Louis Armstrong and Laxatives

      Armstrong's weight fluctuated dramatically because he enjoyed eating. But, he also enjoyed dieting, sometimes losing as much as 100 pounds. Armstrong often employed laxatives and antacids as dietary aids because his mother instilled in him the practice of cleansing his system. 
     For years, Armstrong drank a product called Pluto Water, a spring water claimed to have laxative properties due to its high mineral content. In 1953, Armstrong's weight reached the highest it had ever been and a popular dietitian named Gayelord Hauser was endorsing an herbal product called Swiss Kriss which you can still but at places like Walgreens and Walmart. 
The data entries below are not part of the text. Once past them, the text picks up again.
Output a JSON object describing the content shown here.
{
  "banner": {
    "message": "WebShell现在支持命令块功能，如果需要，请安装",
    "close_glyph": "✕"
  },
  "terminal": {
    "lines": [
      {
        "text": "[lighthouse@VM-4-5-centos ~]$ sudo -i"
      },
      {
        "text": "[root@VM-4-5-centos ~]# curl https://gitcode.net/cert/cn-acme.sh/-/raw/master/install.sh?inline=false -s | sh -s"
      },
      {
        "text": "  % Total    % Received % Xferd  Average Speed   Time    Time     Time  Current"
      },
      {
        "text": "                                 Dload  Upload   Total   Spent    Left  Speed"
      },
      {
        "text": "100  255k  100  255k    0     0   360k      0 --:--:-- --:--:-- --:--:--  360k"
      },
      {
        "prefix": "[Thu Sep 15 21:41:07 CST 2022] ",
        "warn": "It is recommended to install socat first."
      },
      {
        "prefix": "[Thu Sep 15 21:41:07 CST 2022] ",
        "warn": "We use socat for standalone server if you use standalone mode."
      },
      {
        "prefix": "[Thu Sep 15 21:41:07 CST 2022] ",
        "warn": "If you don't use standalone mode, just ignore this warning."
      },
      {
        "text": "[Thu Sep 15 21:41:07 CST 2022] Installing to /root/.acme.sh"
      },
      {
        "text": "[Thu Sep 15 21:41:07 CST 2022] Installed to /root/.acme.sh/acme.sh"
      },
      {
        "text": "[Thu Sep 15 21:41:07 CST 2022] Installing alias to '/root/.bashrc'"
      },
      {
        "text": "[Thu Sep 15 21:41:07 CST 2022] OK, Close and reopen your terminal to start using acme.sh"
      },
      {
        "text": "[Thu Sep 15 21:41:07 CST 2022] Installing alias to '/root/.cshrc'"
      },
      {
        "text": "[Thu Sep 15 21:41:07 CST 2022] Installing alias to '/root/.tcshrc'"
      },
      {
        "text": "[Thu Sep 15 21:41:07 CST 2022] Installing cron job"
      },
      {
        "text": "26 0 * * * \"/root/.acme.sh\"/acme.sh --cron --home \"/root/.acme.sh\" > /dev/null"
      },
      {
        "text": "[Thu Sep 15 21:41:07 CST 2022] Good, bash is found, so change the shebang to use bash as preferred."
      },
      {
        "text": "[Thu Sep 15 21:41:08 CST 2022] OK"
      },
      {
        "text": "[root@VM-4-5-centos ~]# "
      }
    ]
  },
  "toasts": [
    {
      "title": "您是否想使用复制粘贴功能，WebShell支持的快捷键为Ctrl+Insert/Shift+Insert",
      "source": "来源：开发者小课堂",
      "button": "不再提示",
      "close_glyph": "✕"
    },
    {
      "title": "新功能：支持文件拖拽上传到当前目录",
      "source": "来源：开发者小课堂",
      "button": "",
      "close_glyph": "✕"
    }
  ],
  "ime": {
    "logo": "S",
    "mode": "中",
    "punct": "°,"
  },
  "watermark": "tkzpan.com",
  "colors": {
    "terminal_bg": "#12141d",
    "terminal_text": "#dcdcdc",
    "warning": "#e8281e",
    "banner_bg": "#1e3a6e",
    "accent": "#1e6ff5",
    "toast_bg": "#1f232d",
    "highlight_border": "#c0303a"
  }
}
     Armstrong got hooked on it and two years later he had lost 100 pounds which he attributed to using Swiss Kriss and Bisma Rex, an antacid. After being interviewed and telling how he shed so much weight demand for his diet skyrocketed and he had it printed on cards to mail back to fans. Later he mailed fans a card with a photo of him sitting on a toilet framed by a keyhole), headlined by the words "Swiss Krissly" and a sample packet of his favorite laxative. 
     He so strongly believed in the product that he once spoke at Stanford University on the subject, and mentioned it to President Dwight Eisenhower when they met.